Every year at the National Folk Organization Annual Conference, individuals are chosen to be honored for their commitment, passion and energy preserving, researching and/or teaching the folk arts. At the recent 2008 NFO Conference in Orlando FL, this award went to Marianne Taylor, for her significant and lasting contribution to folk dance. Past honorees have included Nelda Drury, Sunni Bloland, Yves Moreau and Dick Crum.
“We honor Marianne Taylor for her tireless, welcoming, energetic approach the people in the folk milieu....We recognize Marianne as a teacher in the schools, and in the recreational environment; a researcher, musician, and program-organizer, promoting and preserving our heritage in the world of folk arts.” announced Jo Crawford, NFO Board member, with award committee member Roo Lester looking on.
The award presentation occurred on March 1, 2008, during the annual award banquet. The previous afternoon, Friday, Feb. 29, Marianne addressed NFO members with her lectured entitled: Following Folk Dance in the Eastern US for the last 55 years. This was her recollection of the people who influenced her, from her days as a student at Sargeant College in Boston, through her start as a teacher herself. It also included her view of the current state of recreational folk dancing.
Marianne Taylor has been teaching folk dancing locally, nationally, and internationally for over fifty years. Her warmth and enthusiasm have inspired several generations of dancers. With “clarity and charity,” she has taught hundreds of school programs and residencies, Scottish and English country dance classes, and international folk dance workshops. She has been featured at Stockton’s University of the Pacific Camp, Mendocino Camp, Pinewoods Camp, and workshops in Alaska, Hawaii, Japan, Australia and Switzerland and from British Columbia to Newfoundland in Canada.
Marianne graduated from Sargent College, Boston University in 1951 with a B.S. in Physical Education and a minor in Dance. She received her teacher’s certification in Scottish Country Dance from the Royal Scottish Country Dance Society in 1957, and the RSCDS Scroll of Honour in 2005. In the mid-1950s, she and Conny Taylor started running weekly international folk dance classes in the Boston area. She co-founded the Folk Arts Center of New England with Conny in 1975 and served as its Program Director through 2004.

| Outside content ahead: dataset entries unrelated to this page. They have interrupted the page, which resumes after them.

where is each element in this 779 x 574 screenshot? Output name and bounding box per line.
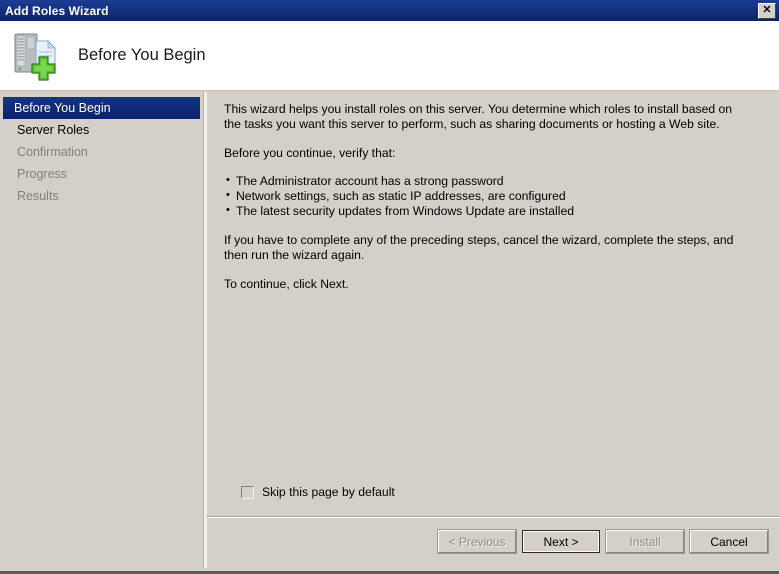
verify-bullet-list: The Administrator account has a strong p… bbox=[224, 174, 767, 219]
sidebar-item-before-you-begin[interactable]: Before You Begin bbox=[3, 97, 200, 119]
verify-heading: Before you continue, verify that: bbox=[224, 146, 751, 161]
window-title: Add Roles Wizard bbox=[0, 4, 109, 18]
continue-note-paragraph: To continue, click Next. bbox=[224, 277, 751, 292]
sidebar-item-results: Results bbox=[3, 185, 200, 207]
sidebar-item-progress: Progress bbox=[3, 163, 200, 185]
install-button[interactable]: Install bbox=[606, 530, 684, 553]
skip-page-checkbox[interactable] bbox=[241, 486, 254, 499]
wizard-content-panel: This wizard helps you install roles on t… bbox=[207, 92, 779, 568]
previous-button[interactable]: < Previous bbox=[438, 530, 516, 553]
close-icon[interactable]: ✕ bbox=[758, 3, 776, 19]
content-body: This wizard helps you install roles on t… bbox=[224, 102, 767, 568]
skip-page-label[interactable]: Skip this page by default bbox=[262, 485, 395, 499]
wizard-step-nav: Before You Begin Server Roles Confirmati… bbox=[0, 92, 203, 568]
title-bar-buttons: ✕ bbox=[758, 3, 779, 19]
list-item: Network settings, such as static IP addr… bbox=[224, 189, 767, 204]
intro-paragraph: This wizard helps you install roles on t… bbox=[224, 102, 751, 132]
server-add-icon bbox=[10, 30, 66, 82]
footer-divider bbox=[207, 516, 779, 518]
wizard-button-bar: < Previous Next > Install Cancel bbox=[438, 530, 768, 553]
cancel-button[interactable]: Cancel bbox=[690, 530, 768, 553]
page-title: Before You Begin bbox=[78, 46, 206, 65]
list-item: The Administrator account has a strong p… bbox=[224, 174, 767, 189]
next-button[interactable]: Next > bbox=[522, 530, 600, 553]
sidebar-item-server-roles[interactable]: Server Roles bbox=[3, 119, 200, 141]
wizard-header: Before You Begin bbox=[0, 21, 779, 91]
sidebar-item-confirmation: Confirmation bbox=[3, 141, 200, 163]
skip-page-row[interactable]: Skip this page by default bbox=[241, 485, 395, 499]
list-item: The latest security updates from Windows… bbox=[224, 204, 767, 219]
title-bar: Add Roles Wizard ✕ bbox=[0, 0, 779, 21]
cancel-note-paragraph: If you have to complete any of the prece… bbox=[224, 233, 751, 263]
add-roles-wizard-window: Add Roles Wizard ✕ bbox=[0, 0, 779, 574]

Since 1995 Marianne has been a member of the Ralph Page Legacy Committee of the New England Folk Festival Association and a committee member for the Ralph Page Dance Legacy Weekend. Recently she has been an Artist in Residence for primary, middle and high school programs through the New Hampshire State Council on the Arts. She is the recipient of the Boston Dance Alliance’s 2007 Dance Champion Award in recognition of her immeasurable contribution to recreational folk dancing in the Boston area.